Characteristics of Creative People

By CRAIG KUNCE

As a creative person and a graphic design instructor for many years, I've heard myself and my peers often referred to as, "Those artist types." or, "Those temper mental people." I guess, being honest with myself, those character traits do ring true in myself—some of the time. I found it interesting that as i read through the list below, most of them hit fairly close to home. However, this doesn't have to be a bad thing? Right?

As an instructor of designers and artists, I find this information very helpful when addressing their instructional needs. It helps me to better understand why creative people may react in certain ways, and it helps me better understand how to motivate them to d their best.

Dr.

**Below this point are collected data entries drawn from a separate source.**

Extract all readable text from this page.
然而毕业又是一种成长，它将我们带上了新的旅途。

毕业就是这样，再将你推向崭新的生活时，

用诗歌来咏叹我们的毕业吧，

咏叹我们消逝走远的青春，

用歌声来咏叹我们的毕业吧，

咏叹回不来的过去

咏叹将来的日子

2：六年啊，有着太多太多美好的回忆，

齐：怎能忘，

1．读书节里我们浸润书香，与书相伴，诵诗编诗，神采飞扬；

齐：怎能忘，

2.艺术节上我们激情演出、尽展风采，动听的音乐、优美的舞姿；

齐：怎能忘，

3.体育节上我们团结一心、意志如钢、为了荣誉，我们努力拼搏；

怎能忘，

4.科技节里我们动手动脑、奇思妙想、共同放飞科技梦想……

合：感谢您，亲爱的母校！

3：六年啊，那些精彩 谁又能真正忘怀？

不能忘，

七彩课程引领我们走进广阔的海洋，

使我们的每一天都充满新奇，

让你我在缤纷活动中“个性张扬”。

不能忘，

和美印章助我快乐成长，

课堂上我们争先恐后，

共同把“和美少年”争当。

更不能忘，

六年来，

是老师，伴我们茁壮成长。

Donna Fitzroy Hardy (2007), Professor of Psychology at California State University-Northridge, citing Creativity - Flow and the Psychology of Discovery and Invention by Mihaly Csikszentmihalyi (1996), outlines several personality characteristics of creative people.

These characteristics are as follows:

  • Creative individuals have a great deal of energy, but they are also often quiet and at rest.
  • Creative individuals tend to be smart, yet also naive at the same time.
  • Creative individuals have a combination of playfulness and discipline, or responsibility
    and irresponsibility.
  • Creative individuals alternate between imagination and fantasy at one end, and rooted
    sense of reality at the other.
  • Creative people seem to harbor opposite tendencies on the continuum between
    extroversion and introversion.
  • Creative individuals are also remarkably humble and proud at the same time.
  • Creative individuals to a certain extent escape rigid gender role stereotyping and have a
    tendency toward androgyny.
  • Generally, creative people are thought to be rebellious and independent.
  • Most creative persons are very passionate about their work, yet they can be extremely
    objective about it as well.
  • The openness and sensitivity of creative individuals often exposes them to suffering pain
    yet also a great deal of enjoyment.

Wilson (2007), adapting and adopting from the scale for Rating Behavioral Characteristics of Superior Students by Renzulli and Hartman (2002), also outlines several characteristics of highly creative people. They are:

  • Display a great deal of curiosity about many things; are constantly asking questions about anything and everything; may have broad interests in many unrelated areas. May devise collections based on unusual things and interests.
  • Generate a large number of ideas or solutions to problems and questions; often offer unusual (“way out”), unique, clever responses.
  • Are often uninhibited in expressions of opinion; are sometimes radical and spirited in disagreement; are unusually tenacious or persistent -- fixating on an idea or project.
  • Are willing to take risks, are often people who are described as a “high risk taker, or
    adventurous, or speculative.”
  • Display a good deal of intellectual playfulness; may frequently be caught fantasizing,
    daydreaming or imagining. Often wonder out loud and might be heard saying, “I wonder what would happen if. . .”; or “What if we change . . ..” Can manipulate ideas by easily changing, elaborating, adapting, improving, or modifying the original idea or the ideas of others. Are often concerned with improving the conceptual frameworks of institutions, objects, and systems.
  • Display keen senses of humor and see humor in situations that may not appear to be humorous to others. Sometimes their humor may appear bizarre, inappropriate, irreverent to others.
  • Are unusually aware of his or her impulses and are often more open to the irrational within him or herself. May freely display opposite gender characteristics (freer expression of feminine interests in boys, greater than usual amount of independence for girls).
  • Exhibit heightened emotional sensitivity. May be very sensitive to beauty, and visibly moved by aesthetic experiences.
  • Are frequently perceived as nonconforming; accept disordered or chaotic environments or situations; are frequently not interested in details, are described as individualistic; or do not fear being classified as “different.”
  • Criticize constructively, and are unwilling to accept authoritarian pronouncements without overly critical self-examination.

I believe that these characteristics, while only a starting point, can help teachers evaluate where their students are and, in turn, help them decide how to differentiate the instruction and delivery methods used to develop each student’s creativity. I believe strongly in pre-assessment, and feel that although this is certainly a subjective area to evaluate, teachers should attempt to pre-assess their students’ creative abilities and use their findings to begin to teach them to be more creative—no matter what field of study they are in.